The teacher-polyglot Oleg Palamarchuk conducted a lesson in German. The topic was economics and bank business.
“What do you think I must do to become a successful banker?” asked a student.
“I can’t say what you should do, but I can tell what you shouldn’t do. Follow the three rules: first, don’t lend money those who don’t have any; second, don’t lend money those who need it badly; third, don’t lend your own money.”

During a lecture the students asked their teacher-polyglot Oleg Palamarchuk:
“Why don’t American and European businessmen invest money in the Ukrainian economy?”
“They don’t understand our realities. In the USA a businessman should compete for his place under the sun. But in Ukraine, if a businessman wants to earn money, he should find a place in the shadow and doesn’t shine,” explained the teacher.

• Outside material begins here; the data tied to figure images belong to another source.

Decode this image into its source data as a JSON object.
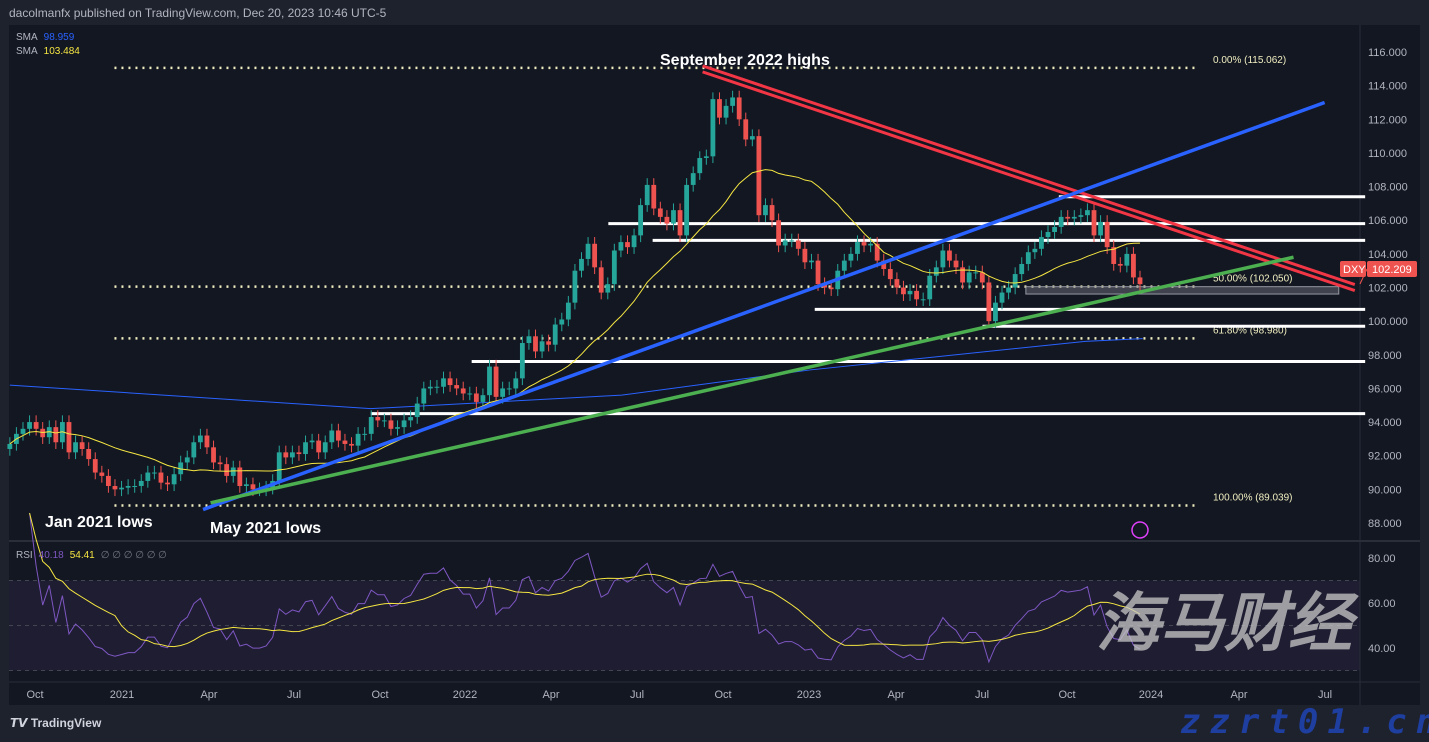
{
  "header": {
    "published": "dacolmanfx published on TradingView.com, Dec 20, 2023 10:46 UTC-5"
  },
  "legend": {
    "sma1_label": "SMA",
    "sma1_value": "98.959",
    "sma2_label": "SMA",
    "sma2_value": "103.484",
    "rsi_label": "RSI",
    "rsi_value": "40.18",
    "rsi_ma_value": "54.41",
    "rsi_extra": "∅ ∅ ∅ ∅ ∅ ∅"
  },
  "footer": {
    "logo": "TradingView"
  },
  "watermark": {
    "line1": "海马财经",
    "line2": "zzrt01.cn"
  },
  "colors": {
    "bg": "#131722",
    "up": "#26a69a",
    "down": "#ef5350",
    "sma1": "#2962ff",
    "sma2": "#f5e642",
    "rsi": "#7e57c2",
    "rsi_ma": "#f5e642",
    "trend_red": "#f23645",
    "trend_blue": "#2962ff",
    "trend_green": "#4caf50"
  },
  "chart_data": {
    "type": "candlestick",
    "symbol": "DXY",
    "last_price": "102.209",
    "interval": "weekly",
    "x_ticks": [
      "Oct",
      "2021",
      "Apr",
      "Jul",
      "Oct",
      "2022",
      "Apr",
      "Jul",
      "Oct",
      "2023",
      "Apr",
      "Jul",
      "Oct",
      "2024",
      "Apr",
      "Jul"
    ],
    "y_ticks": [
      "116.000",
      "114.000",
      "112.000",
      "110.000",
      "108.000",
      "106.000",
      "104.000",
      "102.000",
      "100.000",
      "98.000",
      "96.000",
      "94.000",
      "92.000",
      "90.000",
      "88.000"
    ],
    "ylim": [
      88,
      116
    ],
    "closes": [
      92.7,
      93.3,
      93.6,
      94.0,
      93.6,
      93.1,
      93.7,
      92.8,
      94.0,
      92.2,
      92.8,
      92.4,
      91.8,
      91.0,
      90.8,
      90.2,
      90.0,
      90.1,
      90.2,
      90.2,
      90.5,
      91.0,
      91.0,
      90.4,
      90.3,
      90.9,
      91.6,
      91.9,
      92.8,
      93.2,
      92.5,
      91.6,
      91.5,
      90.8,
      91.3,
      90.2,
      90.3,
      90.0,
      90.0,
      90.1,
      90.5,
      92.2,
      91.9,
      92.2,
      92.1,
      92.8,
      92.9,
      92.2,
      92.8,
      93.5,
      92.9,
      92.7,
      92.6,
      93.3,
      93.3,
      94.3,
      94.1,
      94.1,
      93.6,
      93.7,
      94.1,
      94.3,
      95.1,
      96.0,
      96.1,
      96.1,
      96.6,
      96.2,
      96.0,
      95.7,
      95.7,
      95.2,
      95.6,
      97.3,
      95.5,
      96.0,
      96.0,
      96.6,
      98.7,
      99.1,
      98.2,
      98.8,
      98.6,
      99.8,
      100.1,
      101.1,
      103.0,
      103.7,
      104.6,
      103.2,
      101.7,
      102.2,
      104.2,
      104.7,
      104.4,
      105.1,
      106.9,
      108.1,
      106.7,
      106.2,
      105.8,
      106.6,
      105.1,
      108.1,
      108.8,
      109.7,
      109.8,
      113.2,
      112.1,
      112.8,
      113.3,
      112.0,
      110.8,
      111.0,
      106.3,
      106.9,
      106.0,
      104.5,
      104.8,
      104.8,
      104.3,
      103.5,
      103.6,
      102.2,
      102.0,
      101.9,
      103.0,
      103.6,
      104.0,
      104.7,
      104.5,
      104.6,
      103.6,
      103.1,
      102.5,
      102.0,
      101.6,
      101.8,
      101.3,
      101.3,
      102.7,
      103.2,
      104.2,
      103.6,
      103.2,
      102.3,
      102.9,
      102.9,
      102.3,
      100.0,
      101.1,
      101.7,
      102.0,
      102.8,
      103.4,
      104.1,
      104.3,
      105.0,
      105.3,
      105.6,
      106.2,
      106.1,
      106.2,
      106.3,
      106.6,
      105.1,
      105.9,
      104.4,
      103.4,
      103.3,
      104.0,
      102.6,
      102.2
    ],
    "sma_long": [
      [
        "2020-09-04",
        96.2
      ],
      [
        "2021-09-22",
        94.8
      ],
      [
        "2022-06-15",
        95.6
      ],
      [
        "2023-01-01",
        97.1
      ],
      [
        "2023-10-20",
        98.8
      ],
      [
        "2023-12-20",
        98.959
      ]
    ],
    "rsi": {
      "ylim": [
        20,
        90
      ],
      "ticks": [
        "80.00",
        "60.00",
        "40.00"
      ],
      "band": [
        30,
        70
      ],
      "mid": 50
    },
    "annotations": [
      {
        "text": "September 2022 highs"
      },
      {
        "text": "Jan 2021 lows"
      },
      {
        "text": "May 2021 lows"
      }
    ],
    "fib_levels": [
      {
        "label": "0.00% (115.062)",
        "price": 115.062,
        "from": "2020-12-24",
        "to": "2024-02-18"
      },
      {
        "label": "50.00% (102.050)",
        "price": 102.05,
        "from": "2020-12-24",
        "to": "2024-02-18"
      },
      {
        "label": "61.80% (98.980)",
        "price": 98.98,
        "from": "2020-12-24",
        "to": "2024-02-18"
      },
      {
        "label": "100.00% (89.039)",
        "price": 89.039,
        "from": "2020-12-24",
        "to": "2024-02-18"
      }
    ],
    "horizontal_levels": [
      {
        "price": 107.4,
        "from": "2023-09-22"
      },
      {
        "price": 105.8,
        "from": "2022-06-01"
      },
      {
        "price": 104.8,
        "from": "2022-07-18"
      },
      {
        "price": 100.7,
        "from": "2023-01-06"
      },
      {
        "price": 99.7,
        "from": "2023-07-03"
      },
      {
        "price": 97.6,
        "from": "2022-01-07"
      },
      {
        "price": 94.5,
        "from": "2021-09-22"
      }
    ],
    "trendlines": [
      {
        "color": "red",
        "from": [
          "2022-09-09",
          115.0
        ],
        "to": [
          "2024-08-01",
          102.0
        ]
      },
      {
        "color": "blue",
        "from": [
          "2021-03-28",
          88.8
        ],
        "to": [
          "2024-06-30",
          113.0
        ]
      },
      {
        "color": "green",
        "from": [
          "2021-04-05",
          89.2
        ],
        "to": [
          "2024-05-28",
          103.8
        ]
      }
    ]
  }
}
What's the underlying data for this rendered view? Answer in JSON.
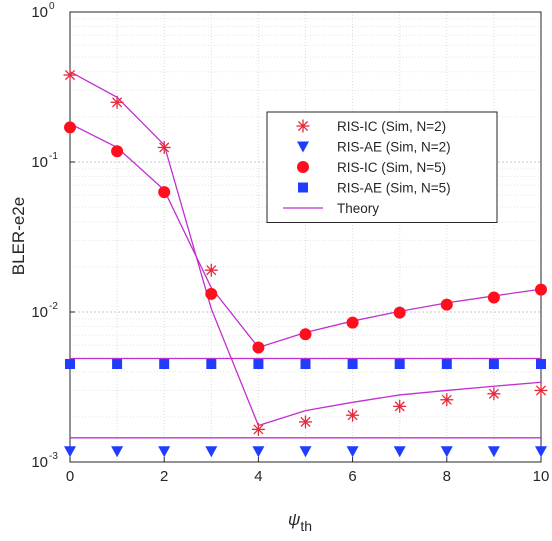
{
  "chart_data": {
    "type": "line",
    "title": "",
    "xlabel": "ψ",
    "xlabel_sub": "th",
    "ylabel": "BLER-e2e",
    "xlim": [
      0,
      10
    ],
    "ylim": [
      0.001,
      1
    ],
    "yscale": "log",
    "grid": true,
    "legend_position": "right-center",
    "x_ticks": [
      0,
      2,
      4,
      6,
      8,
      10
    ],
    "y_ticks": [
      {
        "value": 0.001,
        "base": "10",
        "exp": "-3"
      },
      {
        "value": 0.01,
        "base": "10",
        "exp": "-2"
      },
      {
        "value": 0.1,
        "base": "10",
        "exp": "-1"
      },
      {
        "value": 1,
        "base": "10",
        "exp": "0"
      }
    ],
    "x": [
      0,
      1,
      2,
      3,
      4,
      5,
      6,
      7,
      8,
      9,
      10
    ],
    "series": [
      {
        "name": "RIS-IC (Sim, N=2)",
        "marker": "asterisk",
        "color": "#e8283a",
        "values": [
          0.38,
          0.25,
          0.125,
          0.019,
          0.00165,
          0.00185,
          0.00205,
          0.00235,
          0.0026,
          0.00285,
          0.003
        ]
      },
      {
        "name": "RIS-AE (Sim, N=2)",
        "marker": "triangle-down",
        "color": "#1f3cff",
        "values": [
          0.00118,
          0.00118,
          0.00118,
          0.00118,
          0.00118,
          0.00118,
          0.00118,
          0.00118,
          0.00118,
          0.00118,
          0.00118
        ]
      },
      {
        "name": "RIS-IC (Sim, N=5)",
        "marker": "circle",
        "color": "#ff0f1e",
        "values": [
          0.17,
          0.118,
          0.063,
          0.0132,
          0.0058,
          0.0071,
          0.0085,
          0.0099,
          0.0112,
          0.0125,
          0.0141
        ]
      },
      {
        "name": "RIS-AE (Sim, N=5)",
        "marker": "square",
        "color": "#1f3cff",
        "values": [
          0.0045,
          0.0045,
          0.0045,
          0.0045,
          0.0045,
          0.0045,
          0.0045,
          0.0045,
          0.0045,
          0.0045,
          0.0045
        ]
      },
      {
        "name": "Theory",
        "marker": "none",
        "color": "#c030d0",
        "curves": [
          [
            0.4,
            0.27,
            0.13,
            0.0105,
            0.00175,
            0.0022,
            0.0025,
            0.0028,
            0.003,
            0.0032,
            0.0034
          ],
          [
            0.18,
            0.125,
            0.065,
            0.0145,
            0.0058,
            0.0073,
            0.0087,
            0.0101,
            0.0115,
            0.0128,
            0.0142
          ],
          [
            0.0049,
            0.0049,
            0.0049,
            0.0049,
            0.0049,
            0.0049,
            0.0049,
            0.0049,
            0.0049,
            0.0049,
            0.0049
          ],
          [
            0.00145,
            0.00145,
            0.00145,
            0.00145,
            0.00145,
            0.00145,
            0.00145,
            0.00145,
            0.00145,
            0.00145,
            0.00145
          ]
        ]
      }
    ]
  }
}
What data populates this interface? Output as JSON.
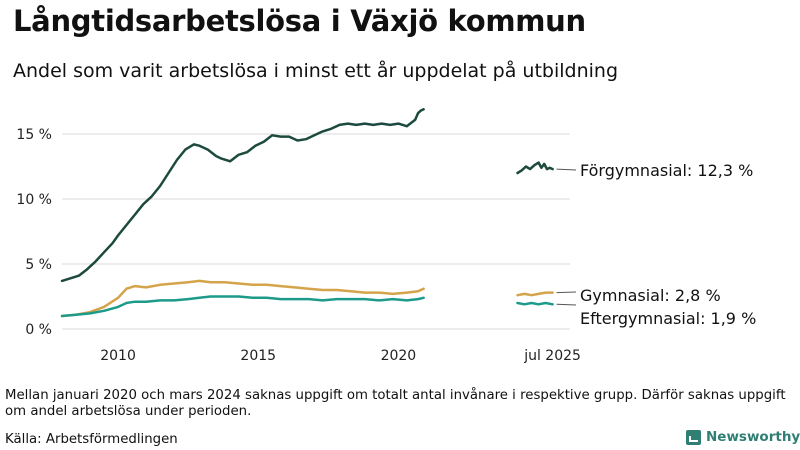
{
  "title": "Långtidsarbetslösa i Växjö kommun",
  "subtitle": "Andel som varit arbetslösa i minst ett år uppdelat på utbildning",
  "note": "Mellan januari 2020 och mars 2024 saknas uppgift om totalt antal invånare i respektive grupp. Därför saknas uppgift om andel arbetslösa under perioden.",
  "source": "Källa: Arbetsförmedlingen",
  "brand": "Newsworthy",
  "chart_data": {
    "type": "line",
    "y_ticks": [
      0,
      5,
      10,
      15
    ],
    "y_tick_labels": [
      "0 %",
      "5 %",
      "10 %",
      "15 %"
    ],
    "ylim": [
      0,
      17.5
    ],
    "x_ticks": [
      {
        "x": 2010,
        "label": "2010"
      },
      {
        "x": 2015,
        "label": "2015"
      },
      {
        "x": 2020,
        "label": "2020"
      },
      {
        "x": 2025.5,
        "label": "jul 2025"
      }
    ],
    "xlim": [
      2008.0,
      2026.3
    ],
    "grid": "horizontal",
    "series": [
      {
        "name": "Förgymnasial",
        "end_label": "Förgymnasial: 12,3 %",
        "color": "#1d4a3e",
        "x": [
          2008.0,
          2008.3,
          2008.6,
          2008.9,
          2009.2,
          2009.5,
          2009.8,
          2010.0,
          2010.3,
          2010.6,
          2010.9,
          2011.2,
          2011.5,
          2011.8,
          2012.1,
          2012.4,
          2012.7,
          2012.9,
          2013.2,
          2013.5,
          2013.7,
          2014.0,
          2014.3,
          2014.6,
          2014.9,
          2015.2,
          2015.5,
          2015.8,
          2016.1,
          2016.4,
          2016.7,
          2017.0,
          2017.3,
          2017.6,
          2017.9,
          2018.2,
          2018.5,
          2018.8,
          2019.1,
          2019.4,
          2019.7,
          2020.0,
          2020.3,
          2020.6,
          2020.7,
          2020.8,
          2020.9
        ],
        "values": [
          3.7,
          3.9,
          4.1,
          4.6,
          5.2,
          5.9,
          6.6,
          7.2,
          8.0,
          8.8,
          9.6,
          10.2,
          11.0,
          12.0,
          13.0,
          13.8,
          14.2,
          14.1,
          13.8,
          13.3,
          13.1,
          12.9,
          13.4,
          13.6,
          14.1,
          14.4,
          14.9,
          14.8,
          14.8,
          14.5,
          14.6,
          14.9,
          15.2,
          15.4,
          15.7,
          15.8,
          15.7,
          15.8,
          15.7,
          15.8,
          15.7,
          15.8,
          15.6,
          16.1,
          16.6,
          16.8,
          16.9
        ]
      },
      {
        "name": "Gymnasial",
        "end_label": "Gymnasial:  2,8 %",
        "color": "#d4a34a",
        "x": [
          2008.0,
          2008.5,
          2009.0,
          2009.5,
          2010.0,
          2010.3,
          2010.6,
          2011.0,
          2011.5,
          2012.0,
          2012.5,
          2012.9,
          2013.3,
          2013.8,
          2014.3,
          2014.8,
          2015.3,
          2015.8,
          2016.3,
          2016.8,
          2017.3,
          2017.8,
          2018.3,
          2018.8,
          2019.3,
          2019.8,
          2020.3,
          2020.7,
          2020.9
        ],
        "values": [
          1.0,
          1.1,
          1.3,
          1.7,
          2.4,
          3.1,
          3.3,
          3.2,
          3.4,
          3.5,
          3.6,
          3.7,
          3.6,
          3.6,
          3.5,
          3.4,
          3.4,
          3.3,
          3.2,
          3.1,
          3.0,
          3.0,
          2.9,
          2.8,
          2.8,
          2.7,
          2.8,
          2.9,
          3.1
        ]
      },
      {
        "name": "Eftergymnasial",
        "end_label": "Eftergymnasial:  1,9 %",
        "color": "#1e9a8a",
        "x": [
          2008.0,
          2008.5,
          2009.0,
          2009.5,
          2010.0,
          2010.3,
          2010.6,
          2011.0,
          2011.5,
          2012.0,
          2012.5,
          2012.9,
          2013.3,
          2013.8,
          2014.3,
          2014.8,
          2015.3,
          2015.8,
          2016.3,
          2016.8,
          2017.3,
          2017.8,
          2018.3,
          2018.8,
          2019.3,
          2019.8,
          2020.3,
          2020.7,
          2020.9
        ],
        "values": [
          1.0,
          1.1,
          1.2,
          1.4,
          1.7,
          2.0,
          2.1,
          2.1,
          2.2,
          2.2,
          2.3,
          2.4,
          2.5,
          2.5,
          2.5,
          2.4,
          2.4,
          2.3,
          2.3,
          2.3,
          2.2,
          2.3,
          2.3,
          2.3,
          2.2,
          2.3,
          2.2,
          2.3,
          2.4
        ]
      }
    ],
    "recent_series": [
      {
        "name": "Förgymnasial",
        "color": "#1d4a3e",
        "x": [
          2024.25,
          2024.4,
          2024.55,
          2024.7,
          2024.85,
          2025.0,
          2025.1,
          2025.2,
          2025.3,
          2025.4,
          2025.5
        ],
        "values": [
          12.0,
          12.2,
          12.5,
          12.3,
          12.6,
          12.8,
          12.4,
          12.7,
          12.3,
          12.4,
          12.3
        ]
      },
      {
        "name": "Gymnasial",
        "color": "#d4a34a",
        "x": [
          2024.25,
          2024.5,
          2024.75,
          2025.0,
          2025.25,
          2025.5
        ],
        "values": [
          2.6,
          2.7,
          2.6,
          2.7,
          2.8,
          2.8
        ]
      },
      {
        "name": "Eftergymnasial",
        "color": "#1e9a8a",
        "x": [
          2024.25,
          2024.5,
          2024.75,
          2025.0,
          2025.25,
          2025.5
        ],
        "values": [
          2.0,
          1.9,
          2.0,
          1.9,
          2.0,
          1.9
        ]
      }
    ]
  }
}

The Ukrainian youth enjoys computers like other young people in the world.
“It was a wise man who created the computer?” expressed his excitement a boy who attended the English course conducted by the teacher-polyglot Oleg Palamarchuk.
“You are wrong,” said the teacher-polyglot. “In this world only Got creates; Satan makes up; the Europeans and migrants from Europe into the North America invent; the Russians find; the Chinese compile; and the Jews make a profit on their activity.

One day the teacher-polyglot Oleg Palamarchuk met his former school-mate and they had a talk. And the first question was about jobs.
“I am a general director of my own company,” praised the school-mate.
“Recently you told me that you were just a director,” remarked Oleg Palamarchuk.
“It was earlier, then I was alone, but now I hired a guy, and there are two persons in the company: he is a director, but I am a general director.”

Once a school-girl asked her teacher-polyglot Oleg Palamarchuk:
“Why don’t you do business? You know so much! What can you earn by teaching in the country where not so many people want to study?
“To do business in my country”, explained Oleg Palamarchuk, “one should be slippery, otherwise one will be caught; one should be hard, otherwise one will be cracked; one should be flexible, otherwise one will be broken. And the main rule of our business: the less you know, the longer you will live. But I know too much to survive in our business.”

The writer-polyglot Oleg Palamarchuk was visited by his school-mate, who lived in Russia and was a new Russian.
“I live as if I founded myself in the paradise. I have whatever I desire!” boasted the mate. But his long monologue was finished with words:
“Nevertheless, I don’t wish you such a life!”
“Why?” asked the writer.
“To penetrate into the Russian business is to enter the paradise: it is difficult to come in, but it is impossible to go out!” explained the new Russian.

One day a friend of the writer-polyglot Oleg Palamarchuk called him up:
“I want to share my joy with you. I have just von 1000 dollars at a lottery.”
“OK, give me half the sum and I will share your joy.”